Four circular cardboard pieces of radii 7 cm are placed on a paper in such a way that each piece touches other two pieces. Find the area of the portion enclosed between these pieces.

• A. $42c{m}^2$
• B. $48c{m}^2$.
• C. $22c{m}^2$.
• D. $38c{m}^2$.

Answer 1

The correct option is A

$42c{m}^2$

Given, that four circular cardboard pieces arc placed on a paper in such a way that each piece touches other two pieces.

Now, we join centre of all four circles to each other by a line segment since, radius of each circles is 7 cm.

So, $AB=2\times Radiusofcircle$

$=2\times 7=14cm$

$\Rightarrow AB=BC=CD=AB=4cm$

Which shows that, quadrilateral ABCD is a square with each of its side is 14 cm.

We know that, each angle between two adjacent sides of a square is ${90}^{\circ }$.

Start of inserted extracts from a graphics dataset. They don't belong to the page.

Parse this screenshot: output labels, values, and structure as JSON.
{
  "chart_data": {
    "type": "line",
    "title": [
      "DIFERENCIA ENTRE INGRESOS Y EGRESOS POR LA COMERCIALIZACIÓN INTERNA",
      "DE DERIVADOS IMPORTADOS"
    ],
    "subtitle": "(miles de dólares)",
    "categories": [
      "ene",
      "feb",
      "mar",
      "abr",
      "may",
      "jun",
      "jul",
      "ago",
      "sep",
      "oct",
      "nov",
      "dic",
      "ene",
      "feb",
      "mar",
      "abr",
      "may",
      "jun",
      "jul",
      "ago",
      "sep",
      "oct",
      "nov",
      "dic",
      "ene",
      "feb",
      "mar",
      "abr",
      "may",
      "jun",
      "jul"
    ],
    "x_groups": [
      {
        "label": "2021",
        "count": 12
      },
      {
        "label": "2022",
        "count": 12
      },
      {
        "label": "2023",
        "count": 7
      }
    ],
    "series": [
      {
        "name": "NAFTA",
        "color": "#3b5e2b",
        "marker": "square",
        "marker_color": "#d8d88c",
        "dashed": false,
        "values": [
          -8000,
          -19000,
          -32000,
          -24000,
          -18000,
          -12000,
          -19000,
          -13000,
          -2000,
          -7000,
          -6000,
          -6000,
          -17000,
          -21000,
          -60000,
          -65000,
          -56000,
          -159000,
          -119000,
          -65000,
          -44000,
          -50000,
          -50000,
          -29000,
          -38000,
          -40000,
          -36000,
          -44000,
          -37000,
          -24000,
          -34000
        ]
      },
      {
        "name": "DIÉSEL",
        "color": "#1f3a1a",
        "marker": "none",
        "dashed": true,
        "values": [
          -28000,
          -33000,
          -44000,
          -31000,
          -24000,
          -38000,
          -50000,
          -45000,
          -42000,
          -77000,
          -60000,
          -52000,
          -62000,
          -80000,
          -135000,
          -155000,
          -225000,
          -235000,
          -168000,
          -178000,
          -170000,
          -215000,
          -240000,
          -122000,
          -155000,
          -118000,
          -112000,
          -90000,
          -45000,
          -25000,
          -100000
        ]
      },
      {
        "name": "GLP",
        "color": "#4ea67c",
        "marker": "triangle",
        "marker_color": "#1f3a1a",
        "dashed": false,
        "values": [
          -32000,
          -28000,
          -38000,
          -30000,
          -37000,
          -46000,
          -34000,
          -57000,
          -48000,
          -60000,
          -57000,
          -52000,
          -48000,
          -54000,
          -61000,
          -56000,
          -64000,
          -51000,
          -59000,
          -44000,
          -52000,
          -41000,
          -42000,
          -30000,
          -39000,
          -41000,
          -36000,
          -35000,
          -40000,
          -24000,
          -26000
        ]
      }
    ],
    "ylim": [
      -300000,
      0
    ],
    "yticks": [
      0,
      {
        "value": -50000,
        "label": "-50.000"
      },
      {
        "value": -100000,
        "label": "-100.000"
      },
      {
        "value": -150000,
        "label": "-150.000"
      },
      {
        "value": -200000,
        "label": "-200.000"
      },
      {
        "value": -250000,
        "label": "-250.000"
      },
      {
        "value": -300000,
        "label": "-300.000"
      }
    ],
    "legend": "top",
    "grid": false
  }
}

$\therefore$ Area of sector with $\angle A={90}^{\circ }$

$\frac{\angle A}{{360}^{\circ }}\times \pi r^2=\frac{{90}^{\circ }}{{360}^{\circ }}\times \pi \times (7{)}^2$

$=\frac{1}{4}\times \frac{22}{7}\times 49=\frac{154}{4}=\frac{77}{2}$

$=38.5c{m}^2$

$\therefore$ Area of all four sectors $=4\times Areaofsectorwith\angle A$

$=4\times 38.5$

$=154c{m}^2$

And area of square ABCD $=(sideofsquare{)}^2$

$=(14{)}^2=196c{m}^2$ $[\therefore Areaofsquare=(side{)}^2]$

So, area of shaded region enclosed between these pieces = Area of square ABCD - Area of each sector

$=196-154$

$=42c{m}^2$

Hence, required area of the portion enclosed between these pieces is $42c{m}^2$.